Normal_jeugdzorg__kind__peuter__kleuter

De gemeenten in Midden- en West Brabant hebben demissionair staatssecretaris Van Rijn van Volksgezondheid een brandbrief gestuurd waarin zij hun zorgen uiten over een specifieke casus in de jeugdbescherming. Dat meldt Binnenlands Bestuur.

In de brandbrief schrijven drie wethouders namens alle gemeenten over een peuter die zich volgens hen te lang in een onveilige situatie bevindt. Het meisje van 3,5 jaar moet nog een halfjaar wachten totdat ze in veiligheid gebracht kan worden.

Het jonge meisje woont met haar moeder die geen onderdak meer heeft en volgens instanties suïcidaal overkomt. Moeder en kind werden pas na een traject van 207 dagen ondertoezichtstelling geplaatst en kunnen ze in een instelling terecht. Echter heeft het meisje in de tussentijd een ontwikkelingsachterstand opgelopen. Tijd die volgens de schrijvende wethouders niet meer kan worden ingehaald.

“We hebben als gemeentes weliswaar de regie over de jeugdzorg, maar we voelen ons met handen en voeten gebonden omdat we geen invloed hebben op justitiële partners, noch op de eisen die inspecties stellen”, aldus de briefschrijvers.

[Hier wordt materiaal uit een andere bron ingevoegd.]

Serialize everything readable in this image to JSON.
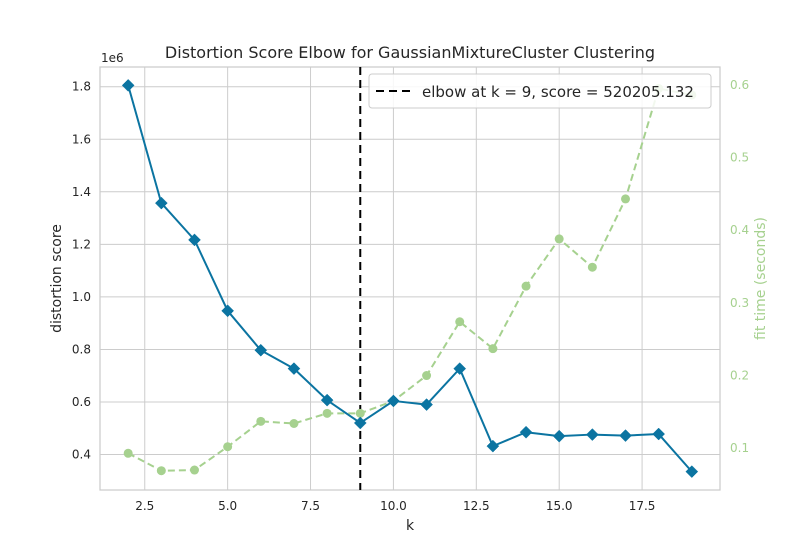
{
  "chart_data": {
    "type": "line",
    "title": "Distortion Score Elbow for GaussianMixtureCluster Clustering",
    "xlabel": "k",
    "ylabel": "distortion score",
    "y2label": "fit time (seconds)",
    "y_offset_label": "1e6",
    "xlim": [
      1.15,
      19.85
    ],
    "ylim": [
      265000,
      1875000
    ],
    "y2lim": [
      0.0425,
      0.6245
    ],
    "x_ticks": [
      2.5,
      5.0,
      7.5,
      10.0,
      12.5,
      15.0,
      17.5
    ],
    "x_tick_labels": [
      "2.5",
      "5.0",
      "7.5",
      "10.0",
      "12.5",
      "15.0",
      "17.5"
    ],
    "y_ticks": [
      400000,
      600000,
      800000,
      1000000,
      1200000,
      1400000,
      1600000,
      1800000
    ],
    "y_tick_labels": [
      "0.4",
      "0.6",
      "0.8",
      "1.0",
      "1.2",
      "1.4",
      "1.6",
      "1.8"
    ],
    "y2_ticks": [
      0.1,
      0.2,
      0.3,
      0.4,
      0.5,
      0.6
    ],
    "y2_tick_labels": [
      "0.1",
      "0.2",
      "0.3",
      "0.4",
      "0.5",
      "0.6"
    ],
    "grid": true,
    "legend_position": "top-right",
    "series": [
      {
        "axis": "left",
        "color": "#0b74a1",
        "marker": "diamond",
        "linestyle": "solid",
        "x": [
          2,
          3,
          4,
          5,
          6,
          7,
          8,
          9,
          10,
          11,
          12,
          13,
          14,
          15,
          16,
          17,
          18,
          19
        ],
        "values": [
          1805000,
          1357000,
          1217000,
          947000,
          797000,
          727000,
          607000,
          520205,
          604000,
          590000,
          727000,
          432000,
          485000,
          470000,
          476000,
          472000,
          478000,
          335000
        ]
      },
      {
        "axis": "right",
        "color": "#a6d18f",
        "marker": "circle",
        "linestyle": "dashed",
        "x": [
          2,
          3,
          4,
          5,
          6,
          7,
          8,
          9,
          10,
          11,
          12,
          13,
          14,
          15,
          16,
          17,
          18,
          19
        ],
        "values": [
          0.093,
          0.069,
          0.07,
          0.102,
          0.137,
          0.134,
          0.148,
          0.148,
          0.165,
          0.2,
          0.274,
          0.237,
          0.323,
          0.388,
          0.349,
          0.443,
          0.595,
          0.586
        ]
      }
    ],
    "elbow": {
      "x": 9,
      "legend_label": "elbow at k = 9, score = 520205.132"
    }
  },
  "colors": {
    "grid": "#cccccc",
    "spine": "#cccccc",
    "text": "#262626",
    "elbow_line": "#000000"
  }
}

Elke jeugdbeschermingsorganisatie werkt namelijk met andere kaders en er zijn te veel verschillende niveaus waarmee gewerkt moet worden. Niet in het belang van het kind, zeggen de wethouders. Ze vinden dat dit leidt tot te lange doorlooptijden, waardoor het kind onnodig lang stil blijft zitten.

De gemeenten doen een beroep op Van Rijn om de kinderbescherming beter en efficiënter in te richten. Het gaat hen niet om extra geld, maar om het inrichten van één primair proces waarbij gemeenten de mogelijkheid moeten krijgen om zelf naar de rechter te stappen voor een verzoek tot kinderbescherming.